Ahora bien, a mi entender, lo fundamental no es esencialmente saber en qué consiste nuestro propio discurso, sino cuál es la razón por la que siempre tenemos en la mente ese tema, al punto que no solo nuestras conversaciones giran en torno a ello, sino toda nuestra vida.
Este juego que nos hace ver ridículos, solo tiene una forma de resolverse, y esa forma es dejando de rehuir ese inexorable encuentro con nuestro YO interior. Y si ahora te estás preguntando ¿pero cómo se hace eso?. La respuesta es mucho más simple de lo que imaginas, pero en esa simpleza radica al mismo tiempo una enorme complejidad.
La respuesta es NO TE MIENTAS NUNCA, no pretendas fingir que algo no pasa cuando sí pasa, no te engañes pensando que alguien va a venir a resolver tus propios problemas, no eches la culpa a los demás de lo que pasa en tu vida, no sientas lástima por ti mismo, esfuérzate por ver siempre las cosas como son y no como a ti te gustaría que fueran, no dramatices, dale a cada cosa su justo valor, admite cuando estás equivocado, reconoce en silencio las virtudes de los demás.
¿Esto va a hacer que tu discurso desaparezca?, no, la respuesta es que no, lo que conseguirás es darle una calidad superior.
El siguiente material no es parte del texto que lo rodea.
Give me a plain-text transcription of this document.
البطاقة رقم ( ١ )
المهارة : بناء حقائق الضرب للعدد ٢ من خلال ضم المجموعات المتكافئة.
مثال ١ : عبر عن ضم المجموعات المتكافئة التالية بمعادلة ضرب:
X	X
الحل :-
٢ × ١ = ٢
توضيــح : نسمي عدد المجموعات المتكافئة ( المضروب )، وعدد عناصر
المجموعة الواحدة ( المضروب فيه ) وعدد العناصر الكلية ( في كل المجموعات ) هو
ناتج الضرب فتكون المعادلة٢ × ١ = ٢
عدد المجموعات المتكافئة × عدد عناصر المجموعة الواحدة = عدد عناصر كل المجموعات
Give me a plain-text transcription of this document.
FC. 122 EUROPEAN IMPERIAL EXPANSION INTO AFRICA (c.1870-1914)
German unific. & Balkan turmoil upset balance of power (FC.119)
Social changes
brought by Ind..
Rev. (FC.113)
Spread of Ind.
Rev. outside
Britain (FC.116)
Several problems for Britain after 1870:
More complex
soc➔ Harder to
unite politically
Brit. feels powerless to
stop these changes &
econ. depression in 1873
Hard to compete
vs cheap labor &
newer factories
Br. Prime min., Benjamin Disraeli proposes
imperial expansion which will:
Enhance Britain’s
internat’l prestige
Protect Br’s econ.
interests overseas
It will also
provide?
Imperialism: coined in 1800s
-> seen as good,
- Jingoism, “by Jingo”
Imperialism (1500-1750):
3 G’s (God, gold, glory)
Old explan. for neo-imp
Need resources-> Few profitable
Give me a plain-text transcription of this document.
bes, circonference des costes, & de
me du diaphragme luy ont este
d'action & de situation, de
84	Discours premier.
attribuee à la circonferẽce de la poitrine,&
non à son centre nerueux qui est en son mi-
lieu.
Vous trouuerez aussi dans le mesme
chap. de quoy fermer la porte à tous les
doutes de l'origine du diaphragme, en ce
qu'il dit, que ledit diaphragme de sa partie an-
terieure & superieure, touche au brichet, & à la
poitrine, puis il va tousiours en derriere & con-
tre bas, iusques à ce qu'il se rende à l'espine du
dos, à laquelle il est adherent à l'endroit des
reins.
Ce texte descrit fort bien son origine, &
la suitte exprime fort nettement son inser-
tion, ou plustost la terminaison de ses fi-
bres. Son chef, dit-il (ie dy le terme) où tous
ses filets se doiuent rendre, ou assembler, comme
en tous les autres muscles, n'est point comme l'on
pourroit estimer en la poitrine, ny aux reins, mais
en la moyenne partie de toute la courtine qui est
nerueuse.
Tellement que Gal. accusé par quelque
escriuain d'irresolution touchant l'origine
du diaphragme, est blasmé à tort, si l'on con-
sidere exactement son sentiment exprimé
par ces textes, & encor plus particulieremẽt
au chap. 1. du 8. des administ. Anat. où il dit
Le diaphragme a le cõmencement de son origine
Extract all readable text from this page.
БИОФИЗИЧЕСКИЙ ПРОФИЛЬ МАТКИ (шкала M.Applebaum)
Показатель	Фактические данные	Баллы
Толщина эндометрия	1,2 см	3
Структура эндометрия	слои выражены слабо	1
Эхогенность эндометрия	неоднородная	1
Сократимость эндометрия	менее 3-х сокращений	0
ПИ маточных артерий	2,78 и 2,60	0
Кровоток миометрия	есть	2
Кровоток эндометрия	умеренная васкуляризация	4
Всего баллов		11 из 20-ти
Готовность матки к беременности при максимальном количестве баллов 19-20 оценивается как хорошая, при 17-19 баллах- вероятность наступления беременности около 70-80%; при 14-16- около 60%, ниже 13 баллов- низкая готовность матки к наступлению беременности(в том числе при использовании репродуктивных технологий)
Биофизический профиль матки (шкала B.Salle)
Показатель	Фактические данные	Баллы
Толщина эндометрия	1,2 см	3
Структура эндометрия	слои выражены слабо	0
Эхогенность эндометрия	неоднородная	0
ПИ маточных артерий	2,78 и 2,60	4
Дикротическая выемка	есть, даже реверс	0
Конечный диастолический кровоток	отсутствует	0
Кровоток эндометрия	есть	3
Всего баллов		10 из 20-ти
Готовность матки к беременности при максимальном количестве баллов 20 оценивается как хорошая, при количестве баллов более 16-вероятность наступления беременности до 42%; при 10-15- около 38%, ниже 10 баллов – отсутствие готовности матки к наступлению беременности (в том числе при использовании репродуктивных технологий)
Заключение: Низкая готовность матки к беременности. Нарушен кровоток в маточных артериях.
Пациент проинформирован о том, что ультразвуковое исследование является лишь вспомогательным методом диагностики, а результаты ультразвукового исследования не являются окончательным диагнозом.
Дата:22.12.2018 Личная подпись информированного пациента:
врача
No es lo mismo el discurso, es decir las palabras y los actos de una persona cuya conciencia está dormida y a lo que más aspira es a ser aprobada o aceptada, a ser popular, a satisfacer sus egoístas necesidades, que el de otra persona cuya conciencia decantada busca ávidamente la belleza, la justicia, busca servir y socorrer a los más necesitados, busca atenuar el dolor de los oprimidos o de los menesterosos. Más concretamente, no es igual el discurso de un sacerdote pedófilo y egoísta, o el de un político corrupto y demagogo, que el de la madre Teresa de Calcuta, o el de Mahatma Gandhi.
Estimado lector solo necesitas un estímulo para empezar a transmutar tu discurso… ¡creer que es importante hacerlo!